David Grewell picked up the little plastic model of a molecule he keeps in his office. He scrunched the model's folding pieces into a ball. That's about the shape of a soy or corn protein, said Grewell, an Iowa State University assistant professor of agricultural and biosystems engineering. Then he unfolded the model into a long, straight loop. That's what happens when researchers add some glycerin – a byproduct of biodiesel production – and some water to the molecule. And that's how biorenewable, biodegradable plastics can be made from the proteins in Iowa crops.

But those aren't the strongest plastics. So Grewell is working with a team of Iowa State researchers to reinforce the plastics with nanoclays, pieces of clay that are just 10 to 20 billionths of a meter thick.

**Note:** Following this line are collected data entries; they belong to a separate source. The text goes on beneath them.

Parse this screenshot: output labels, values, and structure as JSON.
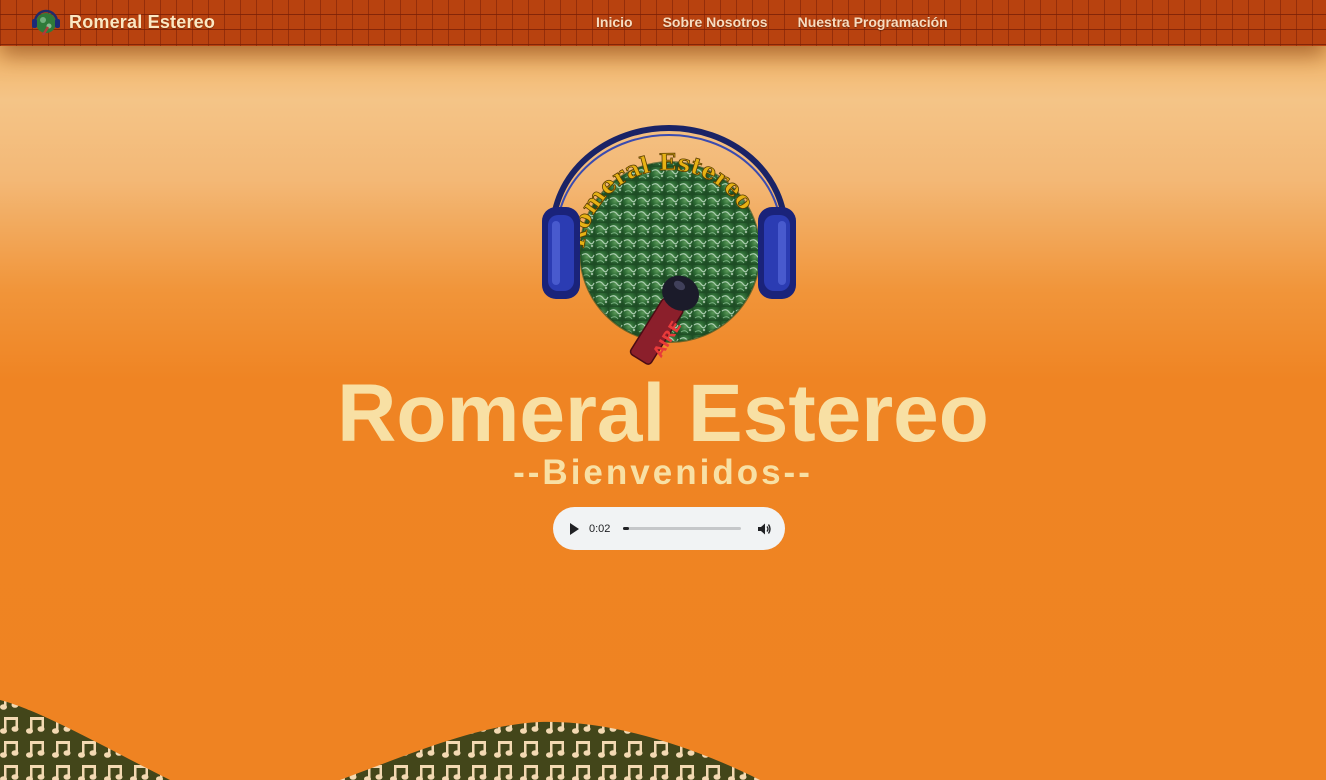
{
  "navbar": {
    "brand_name": "Romeral Estereo",
    "links": [
      "Inicio",
      "Sobre Nosotros",
      "Nuestra Programación"
    ]
  },
  "hero": {
    "title": "Romeral Estereo",
    "subtitle": "--Bienvenidos--",
    "logo_arc_text": "Romeral Estereo",
    "logo_mic_text": "AIRE"
  },
  "audio_player": {
    "time": "0:02",
    "progress_fraction": 0.05,
    "play_icon": "play-icon",
    "volume_icon": "volume-icon"
  },
  "colors": {
    "background_main": "#ef8322",
    "navbar_brick": "#b8420f",
    "title_text": "#f8e0a4",
    "wave_green": "#43461a",
    "note_color": "#f3d9b2"
  }
}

It's not easy to work with those tiny pieces of clay. They tend to stick together in clumps because of electrostatic forces, said Michael Kessler, an Iowa State assistant professor of materials science and engineering who's also working on the project. Those clay platelets need to be separated and mixed evenly throughout the plastic to be much good as a reinforcing agent.

The researchers are turning to high-powered ultrasonics – high-frequency sound waves too high for human hearing – to separate and disperse the platelets. It's a technology Grewell knows a lot about: he worked 12 years in research and development for the Branson Ultrasonics Corp. of Danbury, Conn. He has used ultrasonics to freeze strawberries, process rice and handle many other applications.

The researchers are also using microcellular foaming technologies from Trexel Inc. of Woburn, Mass., to mold and extrude the plastics. The processing technology is expected to enhance the biodegradable plastics while allowing the researchers to use less base material to make the plastics.

Grewell said the potential applications for plastics from crop proteins include disposable wraps for hay bales, pots for plants and packaging for the food industry.

Grewell, Kessler, Howard Van Auken, a professor of management, and Gowrishankar Srinivasan, a graduate student in industrial and agricultural technology, are working on the plastics project with two Iowa companies, the Vermeer Manufacturing Co. of Pella and Vibroacoustics Solutions Inc. of Ames. The project is partially supported by a $68,758 grant from the Grow Iowa Values Fund, a state economic development program.

Jay Van Roekel, the segment manager for Vermeer's ag product group, said the company will test hay wraps made from the plastics developed by the Iowa State researchers. Van Roekel said the company is very interested in helping the research project.

"It's exciting to be involved in the development of biorenewable technologies and the harvesting of biomass," he said. "We see biorenewables taking hold and expanding every day."

Sam Senti, an application specialist for Vibroacoustics Solutions Inc., said the company would like to use biorenewable and biodegradable plastics in a stick lubricant it has developed. The bio-based lubricant rubs off on metals – it, for example, can be used to help locomotive wheels roll more easily around curves in a track. Senti said biodegradable plastics that add rigidity to the company's product would be very useful in outdoor applications. And so the company wants to help the researchers with some field tests.

The researchers' plastics aren't quite ready to leave the laboratory. Grewell said he's working on production recipes, processing techniques and ultrasonics applications. Kessler will also work to characterize the plastics' strength plus its thermal and mechanical properties.

Working with the two companies should help move all that work ahead, Kessler said.

"Collaborating with these companies will be useful," he said. "And we hope it will help us come up with other ideas."